Oleh: (Zidni Amaliah Mardlo), pegawai Direktorat Jenderal Pajak

Perpajakan di Indonesia yang menganut sistem self assessment membuat kepatuhan dalam memenuhi kewajiban perpajakan secara sukarela (voluntary compliance) menjadi hal yang penting dalam pelaksanaan sistem perpajakan.

Ini karena dalam sistem self assesment, pemerintah atau otoritas pajak memberikan wewenang serta kepercayaan kepada para wajib pajak dalam kegiatan menghitung, menyetor, serta melaporkan sendiri kewajiban perpajakan yang terutang.

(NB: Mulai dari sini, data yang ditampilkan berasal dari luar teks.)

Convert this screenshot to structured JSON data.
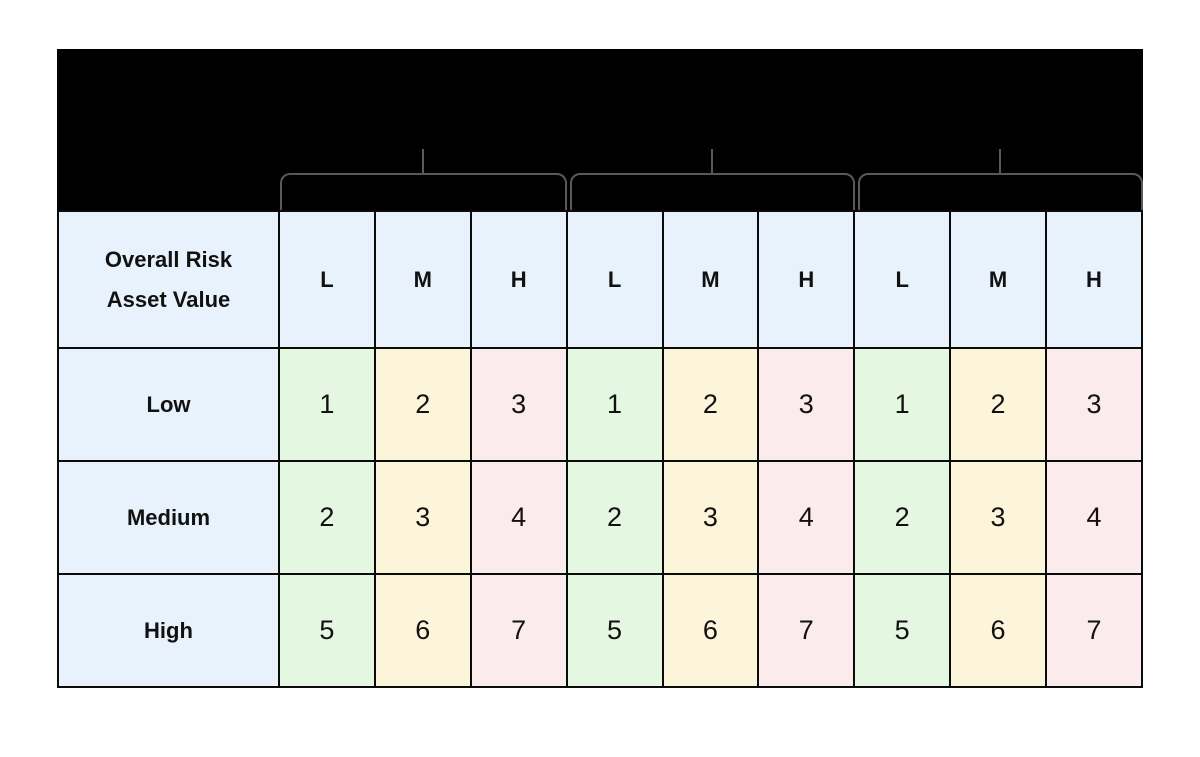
{
  "colors": {
    "banner_black": "#000000",
    "box_border_gray": "#595959",
    "table_border": "#0b0b0b",
    "header_blue": "#e8f2fc",
    "cell_green": "#e4f7e1",
    "cell_cream": "#fdf5da",
    "cell_pink": "#fcebec",
    "text": "#111111"
  },
  "matrix": {
    "corner": {
      "line1": "Overall Risk",
      "line2": "Asset Value"
    },
    "groups": [
      {
        "subcolumns": [
          "L",
          "M",
          "H"
        ]
      },
      {
        "subcolumns": [
          "L",
          "M",
          "H"
        ]
      },
      {
        "subcolumns": [
          "L",
          "M",
          "H"
        ]
      }
    ],
    "rows": [
      {
        "label": "Low",
        "values": [
          1,
          2,
          3,
          1,
          2,
          3,
          1,
          2,
          3
        ]
      },
      {
        "label": "Medium",
        "values": [
          2,
          3,
          4,
          2,
          3,
          4,
          2,
          3,
          4
        ]
      },
      {
        "label": "High",
        "values": [
          5,
          6,
          7,
          5,
          6,
          7,
          5,
          6,
          7
        ]
      }
    ]
  },
  "chart_data": {
    "type": "table",
    "title": "",
    "corner_header": "Overall Risk / Asset Value",
    "column_groups": 3,
    "columns": [
      "L",
      "M",
      "H",
      "L",
      "M",
      "H",
      "L",
      "M",
      "H"
    ],
    "row_labels": [
      "Low",
      "Medium",
      "High"
    ],
    "rows": [
      [
        1,
        2,
        3,
        1,
        2,
        3,
        1,
        2,
        3
      ],
      [
        2,
        3,
        4,
        2,
        3,
        4,
        2,
        3,
        4
      ],
      [
        5,
        6,
        7,
        5,
        6,
        7,
        5,
        6,
        7
      ]
    ],
    "cell_color_pattern_by_subcolumn": [
      "green",
      "cream",
      "pink"
    ]
  }
}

Salah satu upaya dalam meningkatkan kepatuhan wajib pajak adalah memberikan pelayanan yang terbaik kepada wajib pajak. Penelitian Gangl et al. (2013) menyatakan, orientasi pelayanan (service orientation) yang memfasilitasi kepatuhan pajak (tax compliance) akan meningkatkan kepercayaan dan memperkuat kepatuhan. Kepatuhan yang diharapkan adalah kepatuhan sukarela (voluntary compliance). Sedangkan Alm et al. (2010) menyatakan, pelayanan menjadi salah satu faktor yang mempengaruhi kepatuhan perpajakan. Penelitian Supadmi (2009) juga menyimpulkan bahwa kualitas pelayanan akan meningkatkan kepatuhan pajak.

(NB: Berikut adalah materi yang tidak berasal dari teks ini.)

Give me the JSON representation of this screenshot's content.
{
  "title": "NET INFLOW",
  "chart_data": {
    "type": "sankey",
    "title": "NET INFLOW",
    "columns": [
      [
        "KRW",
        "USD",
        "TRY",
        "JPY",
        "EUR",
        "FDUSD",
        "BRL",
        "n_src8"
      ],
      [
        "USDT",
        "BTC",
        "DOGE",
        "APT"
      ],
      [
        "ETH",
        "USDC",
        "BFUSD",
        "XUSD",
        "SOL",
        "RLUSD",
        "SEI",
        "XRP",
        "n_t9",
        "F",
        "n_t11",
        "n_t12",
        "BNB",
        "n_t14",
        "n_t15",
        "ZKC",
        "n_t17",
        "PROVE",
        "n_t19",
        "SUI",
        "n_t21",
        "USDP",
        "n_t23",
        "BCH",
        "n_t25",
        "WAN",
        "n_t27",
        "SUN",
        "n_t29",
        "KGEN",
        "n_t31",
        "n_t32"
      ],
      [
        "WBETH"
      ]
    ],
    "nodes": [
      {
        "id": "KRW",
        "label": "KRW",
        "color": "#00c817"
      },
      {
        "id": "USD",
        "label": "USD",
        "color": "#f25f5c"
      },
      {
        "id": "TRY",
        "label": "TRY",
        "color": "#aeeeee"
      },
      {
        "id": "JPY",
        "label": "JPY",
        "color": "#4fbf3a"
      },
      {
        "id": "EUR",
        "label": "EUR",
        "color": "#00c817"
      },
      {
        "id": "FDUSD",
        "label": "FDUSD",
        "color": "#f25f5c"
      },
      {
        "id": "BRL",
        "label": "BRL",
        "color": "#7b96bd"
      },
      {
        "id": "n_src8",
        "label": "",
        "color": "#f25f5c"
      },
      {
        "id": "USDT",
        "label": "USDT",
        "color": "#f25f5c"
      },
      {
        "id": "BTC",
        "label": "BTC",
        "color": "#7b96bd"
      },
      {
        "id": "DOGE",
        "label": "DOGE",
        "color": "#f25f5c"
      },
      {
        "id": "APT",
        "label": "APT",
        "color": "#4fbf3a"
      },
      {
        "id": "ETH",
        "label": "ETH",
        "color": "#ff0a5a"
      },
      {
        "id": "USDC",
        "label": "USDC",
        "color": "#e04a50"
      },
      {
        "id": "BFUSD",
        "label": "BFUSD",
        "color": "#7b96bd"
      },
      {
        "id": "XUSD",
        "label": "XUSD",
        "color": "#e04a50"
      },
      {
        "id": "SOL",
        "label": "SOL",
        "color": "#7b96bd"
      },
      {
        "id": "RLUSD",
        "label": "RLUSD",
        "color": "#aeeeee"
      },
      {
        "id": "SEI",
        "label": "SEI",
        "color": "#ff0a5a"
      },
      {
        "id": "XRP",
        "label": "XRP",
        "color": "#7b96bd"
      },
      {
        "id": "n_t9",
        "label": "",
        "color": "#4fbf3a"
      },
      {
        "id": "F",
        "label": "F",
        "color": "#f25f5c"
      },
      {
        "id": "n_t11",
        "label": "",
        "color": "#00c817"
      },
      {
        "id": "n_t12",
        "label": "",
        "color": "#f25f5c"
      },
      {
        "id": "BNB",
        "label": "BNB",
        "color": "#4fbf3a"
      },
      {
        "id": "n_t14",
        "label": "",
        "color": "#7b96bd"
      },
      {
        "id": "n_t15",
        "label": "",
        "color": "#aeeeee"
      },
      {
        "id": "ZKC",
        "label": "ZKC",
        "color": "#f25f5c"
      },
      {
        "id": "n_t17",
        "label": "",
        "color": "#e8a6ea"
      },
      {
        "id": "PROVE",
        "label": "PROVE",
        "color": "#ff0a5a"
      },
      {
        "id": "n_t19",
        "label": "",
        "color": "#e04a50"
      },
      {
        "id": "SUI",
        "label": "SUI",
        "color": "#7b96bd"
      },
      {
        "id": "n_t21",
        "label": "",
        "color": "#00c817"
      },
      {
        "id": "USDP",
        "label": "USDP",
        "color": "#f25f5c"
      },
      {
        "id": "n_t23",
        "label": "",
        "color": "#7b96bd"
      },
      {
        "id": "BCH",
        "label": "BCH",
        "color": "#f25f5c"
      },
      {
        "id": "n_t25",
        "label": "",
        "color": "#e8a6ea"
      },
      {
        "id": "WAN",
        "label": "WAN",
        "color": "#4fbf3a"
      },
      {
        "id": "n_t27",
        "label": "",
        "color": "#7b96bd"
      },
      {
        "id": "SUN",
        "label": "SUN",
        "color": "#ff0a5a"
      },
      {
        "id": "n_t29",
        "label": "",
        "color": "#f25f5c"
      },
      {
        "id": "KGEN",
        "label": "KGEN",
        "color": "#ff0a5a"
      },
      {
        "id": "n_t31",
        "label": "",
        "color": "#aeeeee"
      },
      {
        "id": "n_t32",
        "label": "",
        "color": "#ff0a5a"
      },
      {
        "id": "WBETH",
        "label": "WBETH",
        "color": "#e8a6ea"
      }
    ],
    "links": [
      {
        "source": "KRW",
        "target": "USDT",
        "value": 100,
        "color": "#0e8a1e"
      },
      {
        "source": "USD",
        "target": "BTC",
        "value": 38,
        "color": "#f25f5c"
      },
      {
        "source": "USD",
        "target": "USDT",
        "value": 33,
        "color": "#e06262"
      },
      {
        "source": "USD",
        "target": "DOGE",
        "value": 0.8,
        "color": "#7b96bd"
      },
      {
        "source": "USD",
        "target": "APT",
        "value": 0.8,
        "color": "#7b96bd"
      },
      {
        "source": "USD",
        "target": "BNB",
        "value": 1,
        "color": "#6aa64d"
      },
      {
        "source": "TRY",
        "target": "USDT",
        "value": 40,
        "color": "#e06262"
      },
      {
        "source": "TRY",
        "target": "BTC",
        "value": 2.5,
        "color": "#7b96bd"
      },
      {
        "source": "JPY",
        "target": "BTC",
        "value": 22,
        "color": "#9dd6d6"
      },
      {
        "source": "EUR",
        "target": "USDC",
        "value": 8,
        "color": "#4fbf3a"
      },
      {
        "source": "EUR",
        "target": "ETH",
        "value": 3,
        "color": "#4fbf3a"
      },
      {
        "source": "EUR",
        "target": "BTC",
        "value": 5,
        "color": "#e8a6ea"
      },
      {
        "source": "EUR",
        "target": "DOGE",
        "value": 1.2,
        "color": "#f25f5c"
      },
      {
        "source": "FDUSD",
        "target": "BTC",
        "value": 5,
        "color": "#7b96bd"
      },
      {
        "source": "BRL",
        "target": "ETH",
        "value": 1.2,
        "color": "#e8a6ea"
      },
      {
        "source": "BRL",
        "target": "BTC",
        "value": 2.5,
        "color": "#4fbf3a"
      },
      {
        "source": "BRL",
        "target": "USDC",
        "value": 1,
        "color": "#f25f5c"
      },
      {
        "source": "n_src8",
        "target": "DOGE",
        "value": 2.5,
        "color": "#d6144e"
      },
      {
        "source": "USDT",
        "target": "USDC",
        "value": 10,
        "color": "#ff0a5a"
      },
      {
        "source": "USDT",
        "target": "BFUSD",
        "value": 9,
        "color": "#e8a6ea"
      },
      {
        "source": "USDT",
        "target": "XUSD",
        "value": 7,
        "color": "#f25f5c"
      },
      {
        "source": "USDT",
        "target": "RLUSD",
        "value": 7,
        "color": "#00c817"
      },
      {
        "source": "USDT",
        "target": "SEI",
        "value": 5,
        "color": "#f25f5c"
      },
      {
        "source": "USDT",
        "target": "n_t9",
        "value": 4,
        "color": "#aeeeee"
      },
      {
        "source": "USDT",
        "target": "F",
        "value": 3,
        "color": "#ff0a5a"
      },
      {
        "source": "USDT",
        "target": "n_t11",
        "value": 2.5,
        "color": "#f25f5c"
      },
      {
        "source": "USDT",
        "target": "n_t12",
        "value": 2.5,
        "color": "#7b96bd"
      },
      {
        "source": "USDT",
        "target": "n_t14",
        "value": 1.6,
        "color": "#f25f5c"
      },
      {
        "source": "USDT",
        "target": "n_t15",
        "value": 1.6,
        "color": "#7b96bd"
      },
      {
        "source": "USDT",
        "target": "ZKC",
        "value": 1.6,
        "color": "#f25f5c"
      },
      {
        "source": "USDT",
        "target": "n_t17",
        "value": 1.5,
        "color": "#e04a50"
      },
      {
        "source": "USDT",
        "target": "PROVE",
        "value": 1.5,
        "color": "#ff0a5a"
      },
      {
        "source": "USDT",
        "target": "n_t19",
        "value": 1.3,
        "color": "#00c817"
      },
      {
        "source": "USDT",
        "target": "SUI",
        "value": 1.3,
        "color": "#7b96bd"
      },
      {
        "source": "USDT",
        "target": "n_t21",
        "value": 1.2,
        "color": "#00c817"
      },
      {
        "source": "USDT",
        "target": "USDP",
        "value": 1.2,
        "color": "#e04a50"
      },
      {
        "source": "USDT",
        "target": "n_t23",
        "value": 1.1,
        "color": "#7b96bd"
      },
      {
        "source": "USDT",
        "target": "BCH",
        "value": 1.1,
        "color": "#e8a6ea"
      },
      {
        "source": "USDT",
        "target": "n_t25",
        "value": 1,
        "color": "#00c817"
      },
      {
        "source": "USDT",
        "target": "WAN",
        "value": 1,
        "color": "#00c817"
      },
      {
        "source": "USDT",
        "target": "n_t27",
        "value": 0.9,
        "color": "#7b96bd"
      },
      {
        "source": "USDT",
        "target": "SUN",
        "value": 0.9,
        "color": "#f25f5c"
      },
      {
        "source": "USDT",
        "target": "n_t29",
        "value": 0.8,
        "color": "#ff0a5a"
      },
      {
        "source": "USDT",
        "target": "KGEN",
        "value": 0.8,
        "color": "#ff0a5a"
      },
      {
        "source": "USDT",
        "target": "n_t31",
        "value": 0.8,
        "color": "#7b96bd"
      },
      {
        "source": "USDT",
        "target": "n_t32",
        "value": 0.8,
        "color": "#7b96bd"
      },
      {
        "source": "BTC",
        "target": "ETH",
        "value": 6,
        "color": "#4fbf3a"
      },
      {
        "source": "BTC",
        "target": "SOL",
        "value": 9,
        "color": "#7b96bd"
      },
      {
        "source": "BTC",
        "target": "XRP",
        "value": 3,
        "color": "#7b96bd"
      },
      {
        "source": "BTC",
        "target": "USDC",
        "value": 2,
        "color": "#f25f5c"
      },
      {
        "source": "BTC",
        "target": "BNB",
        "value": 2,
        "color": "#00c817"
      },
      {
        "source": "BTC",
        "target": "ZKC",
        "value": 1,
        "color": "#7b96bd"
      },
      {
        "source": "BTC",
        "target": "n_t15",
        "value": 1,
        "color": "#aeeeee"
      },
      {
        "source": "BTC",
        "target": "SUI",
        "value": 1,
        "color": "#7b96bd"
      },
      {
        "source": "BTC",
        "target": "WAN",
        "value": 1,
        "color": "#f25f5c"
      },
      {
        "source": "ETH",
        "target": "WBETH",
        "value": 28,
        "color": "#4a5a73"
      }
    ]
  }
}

Selama ini, Direktorat Jenderal Pajak (DJP) terus berbenah melakukan reformasi pajak di bidang pelayanan. Contoh kemudahan tersebut seperti diterapkannya e-registration atau sistem pendaftaran wajib pajak secara daring, penyampaian Surat Pemberitahuan (SPT) secara daring melalui e-Filing, e-Billing yang merupakan pembayaran pajak secara elektronik menggunakan kode billing, dan yang terbaru adalah pelaporan SPT Masa unifikasi menggunakan e-Bupot Unifikasi.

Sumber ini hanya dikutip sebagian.